Trump appointee Judge Cannon’s latest move amounts to an 'indefinite trial delay': expert

Judge Aileen M. Cannon in 2021 (Wikimedia Commons)

Former President Donald Trump's federal classified documents trial is almost certainly not going to happen before the November election following the latest decision by U.S. District Judge Aileen Cannon.

Cannon — whom Trump appointed to her lifetime post in 2020 — recently issued a decision that she will be "temporarily staying" Trump's requirement to submit a Classified Information Procedures Act (CIPA) Section 5 notice, meaning the original deadline will be scuttled. Section 5 of CIPA pertains to what classified information that defendants in criminal proceedings plan to disclose in a trial ahead of time to both the government and the court. Cannon's ruling notably did not set a new deadline.

In a tweet responding to the news of Cannon's order, former U.S. Attorney Joyce Vance wrote that the latest news means that the case, which "should have been ready to try by the end of last year," is now in serious jeopardy.

READ MORE: Experts: Judge Cannon 'running out the clock' for Trump after denying Jack Smith motion

"Extending the 5(a) deadlines indefinitely is the same thing as giving Trump an indefinite trial delay," Vance tweeted.

Trump's lawyers have maintained that Department of Justice special counsel Jack Smith's team of prosecutors unlawfully manipulated the boxes of documents after the FBI seized them from Mar-a-Lago. Smith admitted last week that some of the documents shifted while being transported and that some had been reordered as a result.

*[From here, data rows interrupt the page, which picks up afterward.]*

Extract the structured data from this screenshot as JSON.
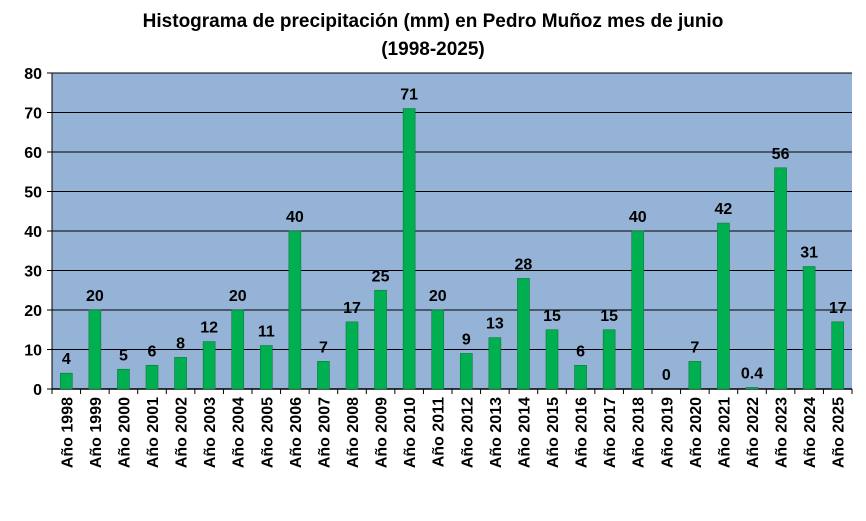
{
  "chart_data": {
    "type": "bar",
    "title_line1": "Histograma de precipitación (mm) en Pedro Muñoz mes de junio",
    "title_line2": "(1998-2025)",
    "categories": [
      "Año 1998",
      "Año 1999",
      "Año 2000",
      "Año 2001",
      "Año 2002",
      "Año 2003",
      "Año 2004",
      "Año 2005",
      "Año 2006",
      "Año 2007",
      "Año 2008",
      "Año 2009",
      "Año 2010",
      "Año 2011",
      "Año 2012",
      "Año 2013",
      "Año 2014",
      "Año 2015",
      "Año 2016",
      "Año 2017",
      "Año 2018",
      "Año 2019",
      "Año 2020",
      "Año 2021",
      "Año 2022",
      "Año 2023",
      "Año 2024",
      "Año 2025"
    ],
    "values": [
      4,
      20,
      5,
      6,
      8,
      12,
      20,
      11,
      40,
      7,
      17,
      25,
      71,
      20,
      9,
      13,
      28,
      15,
      6,
      15,
      40,
      0,
      7,
      42,
      0.4,
      56,
      31,
      17
    ],
    "data_labels": [
      "4",
      "20",
      "5",
      "6",
      "8",
      "12",
      "20",
      "11",
      "40",
      "7",
      "17",
      "25",
      "71",
      "20",
      "9",
      "13",
      "28",
      "15",
      "6",
      "15",
      "40",
      "0",
      "7",
      "42",
      "0.4",
      "56",
      "31",
      "17"
    ],
    "ylim": [
      0,
      80
    ],
    "yticks": [
      0,
      10,
      20,
      30,
      40,
      50,
      60,
      70,
      80
    ],
    "grid": true,
    "legend": "none",
    "colors": {
      "plot_background": "#95b3d7",
      "bar": "#00b050",
      "bar_outline": "#0b7a3b",
      "gridline": "#000000"
    }
  }
}
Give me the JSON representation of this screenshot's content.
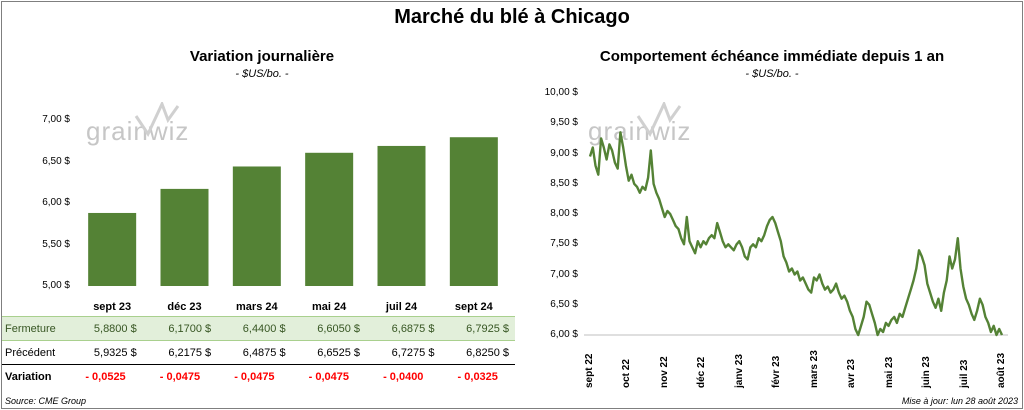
{
  "title": "Marché du blé à Chicago",
  "watermark": "grainwiz",
  "left_chart": {
    "title": "Variation journalière",
    "unit": "- $US/bo. -",
    "y_ticks": [
      "7,00 $",
      "6,50 $",
      "6,00 $",
      "5,50 $",
      "5,00 $"
    ],
    "colors": {
      "bar": "#548235"
    }
  },
  "right_chart": {
    "title": "Comportement échéance immédiate depuis 1 an",
    "unit": "- $US/bo. -",
    "y_ticks": [
      "10,00 $",
      "9,50 $",
      "9,00 $",
      "8,50 $",
      "8,00 $",
      "7,50 $",
      "7,00 $",
      "6,50 $",
      "6,00 $"
    ],
    "x_ticks": [
      "sept 22",
      "oct 22",
      "nov 22",
      "déc 22",
      "janv 23",
      "févr 23",
      "mars 23",
      "avr 23",
      "mai 23",
      "juin 23",
      "juil 23",
      "août 23"
    ],
    "colors": {
      "line": "#548235"
    }
  },
  "table": {
    "row_labels": {
      "close": "Fermeture",
      "prev": "Précédent",
      "var": "Variation"
    },
    "close": [
      "5,8800  $",
      "6,1700  $",
      "6,4400  $",
      "6,6050  $",
      "6,6875  $",
      "6,7925  $"
    ],
    "prev": [
      "5,9325  $",
      "6,2175  $",
      "6,4875  $",
      "6,6525  $",
      "6,7275  $",
      "6,8250  $"
    ],
    "var": [
      "- 0,0525",
      "- 0,0475",
      "- 0,0475",
      "- 0,0475",
      "- 0,0400",
      "- 0,0325"
    ]
  },
  "footer": {
    "source": "Source: CME Group",
    "updated": "Mise à jour: lun 28 août 2023"
  },
  "chart_data": [
    {
      "type": "bar",
      "title": "Variation journalière",
      "ylabel": "- $US/bo. -",
      "categories": [
        "sept 23",
        "déc 23",
        "mars 24",
        "mai 24",
        "juil 24",
        "sept 24"
      ],
      "values": [
        5.88,
        6.17,
        6.44,
        6.605,
        6.6875,
        6.7925
      ],
      "ylim": [
        5.0,
        7.0
      ]
    },
    {
      "type": "line",
      "title": "Comportement échéance immédiate depuis 1 an",
      "ylabel": "- $US/bo. -",
      "ylim": [
        6.0,
        10.0
      ],
      "x_range": [
        "sept 22",
        "août 23"
      ],
      "series": [
        {
          "values": [
            8.95,
            9.1,
            8.8,
            8.65,
            9.25,
            9.1,
            8.9,
            9.15,
            9.05,
            8.85,
            8.75,
            9.35,
            9.1,
            8.8,
            8.55,
            8.65,
            8.5,
            8.45,
            8.35,
            8.45,
            8.4,
            8.6,
            9.05,
            8.5,
            8.35,
            8.25,
            8.1,
            7.95,
            8.05,
            8.0,
            7.9,
            7.8,
            7.75,
            7.6,
            7.5,
            7.95,
            7.55,
            7.45,
            7.35,
            7.55,
            7.45,
            7.55,
            7.5,
            7.6,
            7.65,
            7.6,
            7.85,
            7.7,
            7.55,
            7.45,
            7.5,
            7.45,
            7.4,
            7.5,
            7.55,
            7.45,
            7.3,
            7.25,
            7.45,
            7.5,
            7.45,
            7.6,
            7.55,
            7.65,
            7.8,
            7.9,
            7.95,
            7.85,
            7.7,
            7.55,
            7.3,
            7.2,
            7.05,
            7.1,
            7.0,
            7.05,
            6.9,
            6.95,
            6.85,
            6.75,
            6.7,
            6.95,
            6.9,
            7.0,
            6.85,
            6.75,
            6.8,
            6.7,
            6.75,
            6.85,
            6.7,
            6.6,
            6.65,
            6.55,
            6.4,
            6.3,
            6.1,
            6.0,
            6.15,
            6.3,
            6.55,
            6.5,
            6.35,
            6.2,
            6.0,
            6.1,
            6.05,
            6.2,
            6.15,
            6.25,
            6.3,
            6.2,
            6.35,
            6.3,
            6.45,
            6.6,
            6.75,
            6.9,
            7.1,
            7.4,
            7.3,
            7.15,
            6.85,
            6.7,
            6.55,
            6.45,
            6.6,
            6.4,
            6.7,
            6.9,
            7.3,
            7.1,
            7.25,
            7.6,
            7.1,
            6.8,
            6.6,
            6.5,
            6.35,
            6.25,
            6.4,
            6.6,
            6.5,
            6.3,
            6.2,
            6.05,
            6.15,
            6.0,
            6.1,
            6.0
          ]
        }
      ]
    }
  ]
}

In a letter, Trump attorney Todd Blanche accused Smith of an "extraordinary breach of your constitutional and ethical obligations." But prosecutors countered that the reordering of the documents was insignificant, and that while handlers "took care to ensure that no documents were moved from one box to another," they were "not focused on maintaining the sequence of documents within each box."

Trump body man Walt Nauta, who is also indicted in the Mar-a-Lago case, has been trying to delay his Section 5 CIPA deadline as well. However, according to the Hill, the prosecution argued that his objections lodged in the pre-trial process are irrelevant, given the amount of time he's had to raise concerns.

READ MORE: Jack Smith: Trump 'attempted to enlist his own attorney' in concealing classified documents

"[Nauta] has had information about which classified documents are located in which boxes for months, and failed to raise with the Government his current ‘issue’ about intra-box sequencing until over nine months after the boxes were made available to him," prosecutors said.

Cannon initially scheduled the classified documents trial to take place on May 20. However, the ongoing issues pertaining to CIPA Section 5 alone could take months to resolve. Last month, Smith indicated he may petition the 11th Circuit to have a new judge assigned to the case given Cannon's continuous pattern of delaying and prolonging the pre-trial process.

"He is close to pushing the nuclear button," Palm Beach County state attorney David Aronberg told MSNBC. "Cannon seems to be daring Smith."